It’s not each day you come throughout a inventory that appears as deeply undervalued as Teekay (NYSE: TK).
The marine delivery firm has been one in all my favourite under-the-radar worth performs for some time now. And given its inventory chart, I’m positive its shareholders have felt a lot the identical approach.
After a greater than threefold rise from mid-2022 to February of this 12 months, the inventory has come down about 20% from its excessive. Even so, I’m extra satisfied than ever that the market is lacking the boat right here.
Let me clarify.
To begin, think about Teekay’s valuation. The corporate at present trades at an enterprise value-to-net asset worth (EV/NAV) ratio of simply 0.74. To place that in perspective, the typical EV/NAV for comparable firms – firms with constructive web property and 4 consecutive quarters of constructive free money flows – is 6.8. That makes Teekay exceptionally low cost.

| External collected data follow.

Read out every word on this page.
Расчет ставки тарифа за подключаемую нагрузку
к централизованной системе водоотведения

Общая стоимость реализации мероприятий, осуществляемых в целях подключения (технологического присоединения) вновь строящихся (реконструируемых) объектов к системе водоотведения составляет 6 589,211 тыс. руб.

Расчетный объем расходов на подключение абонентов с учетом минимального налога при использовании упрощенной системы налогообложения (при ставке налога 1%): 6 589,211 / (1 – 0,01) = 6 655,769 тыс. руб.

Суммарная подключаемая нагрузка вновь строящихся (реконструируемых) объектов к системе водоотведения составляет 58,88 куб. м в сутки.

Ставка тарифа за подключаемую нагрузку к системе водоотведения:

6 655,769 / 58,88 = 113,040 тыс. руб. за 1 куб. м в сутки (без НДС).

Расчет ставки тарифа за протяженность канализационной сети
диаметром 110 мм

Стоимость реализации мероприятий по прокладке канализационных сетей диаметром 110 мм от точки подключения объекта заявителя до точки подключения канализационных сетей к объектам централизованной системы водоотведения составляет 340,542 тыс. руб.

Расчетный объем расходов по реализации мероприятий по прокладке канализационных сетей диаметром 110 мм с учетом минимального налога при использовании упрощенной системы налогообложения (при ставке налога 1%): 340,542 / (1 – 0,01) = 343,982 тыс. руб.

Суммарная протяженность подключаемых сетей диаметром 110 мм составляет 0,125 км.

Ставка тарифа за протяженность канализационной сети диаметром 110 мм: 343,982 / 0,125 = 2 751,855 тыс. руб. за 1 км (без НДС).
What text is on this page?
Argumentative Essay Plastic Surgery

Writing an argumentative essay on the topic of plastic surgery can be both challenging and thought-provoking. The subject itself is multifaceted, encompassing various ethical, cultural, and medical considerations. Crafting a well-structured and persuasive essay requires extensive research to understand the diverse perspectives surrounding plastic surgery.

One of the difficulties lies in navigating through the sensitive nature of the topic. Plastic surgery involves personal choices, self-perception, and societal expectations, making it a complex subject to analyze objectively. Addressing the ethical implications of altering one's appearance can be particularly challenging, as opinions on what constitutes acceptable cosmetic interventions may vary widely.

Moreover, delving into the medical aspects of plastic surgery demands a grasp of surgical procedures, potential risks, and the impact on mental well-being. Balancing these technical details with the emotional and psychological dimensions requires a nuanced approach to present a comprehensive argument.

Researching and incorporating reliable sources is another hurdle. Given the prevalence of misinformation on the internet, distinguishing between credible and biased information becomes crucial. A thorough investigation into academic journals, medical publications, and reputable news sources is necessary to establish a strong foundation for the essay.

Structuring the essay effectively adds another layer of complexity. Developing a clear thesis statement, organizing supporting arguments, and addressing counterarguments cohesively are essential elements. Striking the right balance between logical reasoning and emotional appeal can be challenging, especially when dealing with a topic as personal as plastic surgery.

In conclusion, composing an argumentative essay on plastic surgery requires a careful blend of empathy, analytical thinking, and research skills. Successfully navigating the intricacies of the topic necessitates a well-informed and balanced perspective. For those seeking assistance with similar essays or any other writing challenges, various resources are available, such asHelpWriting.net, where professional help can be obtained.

In less complicated phrases, for those who needed to accumulate Teekay and all of its ships and different property at this time, you’d need to pay solely $0.74 on the greenback, whereas its most comparable friends would value you greater than 9 occasions as a lot.
However an affordable value alone doesn’t make a inventory a screaming purchase. In spite of everything, loads of awful companies commerce at steep reductions to e-book worth. The actual secret is discovering an organization that’s each cheap and constantly producing money.
And Teekay suits the invoice.
Over the previous 4 quarters, the corporate’s free money stream averaged a whopping 9.8% of its web property. The typical for firms with 4 straight quarters of constructive free money stream was simply 8.6%.
So not solely is Teekay filth low cost… it’s additionally constantly producing money flows at a better clip than common.
How is Teekay pulling this off whereas a lot of its delivery friends tread water? Two phrases: Teekay Tankers.
Teekay Tankers (NYSE: TNK), of which Teekay is almost all stakeholder, has confirmed to be a gold mine amid the latest tanker market increase. With spot fleet charges for its Suezmax and Aframax tankers hovering in This fall to $37,000 and $45,000 per day, respectively, Teekay Tankers noticed its income bounce 10% over the earlier quarter to $313.3 million, whereas web revenue surged 37% to a report $111.7 million.
Teekay, the mother or father firm, has been milking this money cow to line its personal coffers. It obtained $2.4 million in money distributions from Teekay Tankers in This fall alone and $17 million for the total 12 months.
Because of this, its personal backside line has been fattening up fairly a bit.
And administration sees lots extra good occasions forward for the tanker commerce. Resulting from a number of elements within the macro atmosphere, together with the rebound in Chinese language oil demand, additional worries about regional battle within the Center East and ongoing provide constraints because of the Russia-Ukraine conflict, oil costs might get an enormous increase.
If the tanker increase stays on track, Teekay might have huge upside. And even when revenues cool off, you’re nonetheless paying a bargain-basement value for a enterprise that gushes money.
To prime it off, Teekay continues to deal with returning capital to shareholders. In This fall, the corporate repurchased $4 million price of its inventory, bringing the entire worth of its buybacks since August 2022 to a hefty $65.8 million.
That’s a severe vote of confidence from administration that these dirt-cheap shares are price scooping up. And I couldn’t agree extra.
The Worth Meter charges Teekay as being “Extraordinarily Undervalued.”